Za to, zgodnie z nazwą, żyje tu mniej więcej stała populacja owiec w liczbie 70 tys. Surowy klimat sprawia, że poza mięsem owiec niemal cała żywność pochodzi z importu, oprócz śladowych ilości ziemniaków czy kapusty. Ulubiona potrawa Farerczyków to sfermentowana baranina, przygotowywana przez ponad sześć miesięcy.
Chcą niepodległości
Farerczycy, mimo że są obywatelami Danii, za Duńczyków się nie uważają. Ba, duża część marzy o niepodległości. Nawet największe święto państwowe Ólavsoka, jest poświęcone świętemu Olafowi, królowi Norwegii, który zginął w 1030 roku. Na ulice stolicy Thorshavn wylegają wówczas tłumy Farerczyków w tradycyjnych strojach ludowych. Skądinąd owe stroje są przedmiotem dumy, również młodzieży, co w Europie jest raczej nietypowe.

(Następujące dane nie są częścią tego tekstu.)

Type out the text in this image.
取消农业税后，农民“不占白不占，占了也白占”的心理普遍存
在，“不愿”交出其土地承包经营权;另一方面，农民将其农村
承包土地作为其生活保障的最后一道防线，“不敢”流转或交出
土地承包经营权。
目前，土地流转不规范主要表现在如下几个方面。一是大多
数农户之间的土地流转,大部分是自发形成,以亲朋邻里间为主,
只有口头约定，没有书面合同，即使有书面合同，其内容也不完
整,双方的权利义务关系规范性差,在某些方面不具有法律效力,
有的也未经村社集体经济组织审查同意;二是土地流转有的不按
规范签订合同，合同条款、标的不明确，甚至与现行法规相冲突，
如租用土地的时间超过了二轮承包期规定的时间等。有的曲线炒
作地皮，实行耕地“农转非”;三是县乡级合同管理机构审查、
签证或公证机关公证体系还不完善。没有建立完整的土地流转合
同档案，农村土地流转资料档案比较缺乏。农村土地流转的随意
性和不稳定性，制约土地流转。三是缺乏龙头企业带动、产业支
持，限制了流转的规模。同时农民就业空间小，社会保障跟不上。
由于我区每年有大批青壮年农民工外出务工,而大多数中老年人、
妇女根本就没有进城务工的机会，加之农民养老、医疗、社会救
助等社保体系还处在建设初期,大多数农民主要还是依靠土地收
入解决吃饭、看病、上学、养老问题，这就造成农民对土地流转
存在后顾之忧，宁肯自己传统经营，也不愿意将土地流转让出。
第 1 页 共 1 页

Sporty narodowe to wioślarstwo, piłka ręczna i zwłaszcza piłka nożna. Praktycznie wszyscy są związani ze sportem. Futboliści normalnie pracują osiem godzin, potem udają się na trening, a dopiero później do domu. – Nigdy nie narzekają – mówi jeden z piłkarzy. Agresji na meczach się nie spotyka; niepotrzebne są ogrodzenia i ochroniarze. Hm…
Turyści nie mają tu lekko
Piwo kosztuje 35 – 50 zł, pizza – 80 zł. Obiadek w lepszej knajpce to wydatek między 120 a 300 zł. Zwiedzanie wysp też nie należy do najtańszych. Niektóre szlaki wymagają wykupienia biletu za 120 zł. Wreszcie kontrowersyjny temat grindadrap, czyli wspomnianych polowań na grindwale, ssaki zaliczane do rodziny delfinowatych. Każdego lata Farerczycy z całego archipelagu wsiadają z rodzinami do łodzi, zaganiają walenie w głąb zatoki i zabijają harpunami. Ale uwaga – wymagana jest zgoda policji. Opinie Farerczyków na ten temat są na ogół pomijane w debatach. Motywacje są różne. – Dla mnie oznacza to, że mój ślad węglowy jest mniejszy niż przy zakupie mięsa, które importujemy z całego świata – nietypowo uzasadnia grindadrap Jens Mortan Rasmussen. Dla wielu osób polowanie jest elementem tradycji, czymś, „co trzyma to kruche społeczeństwo razem”. Warto spróbować zrozumieć.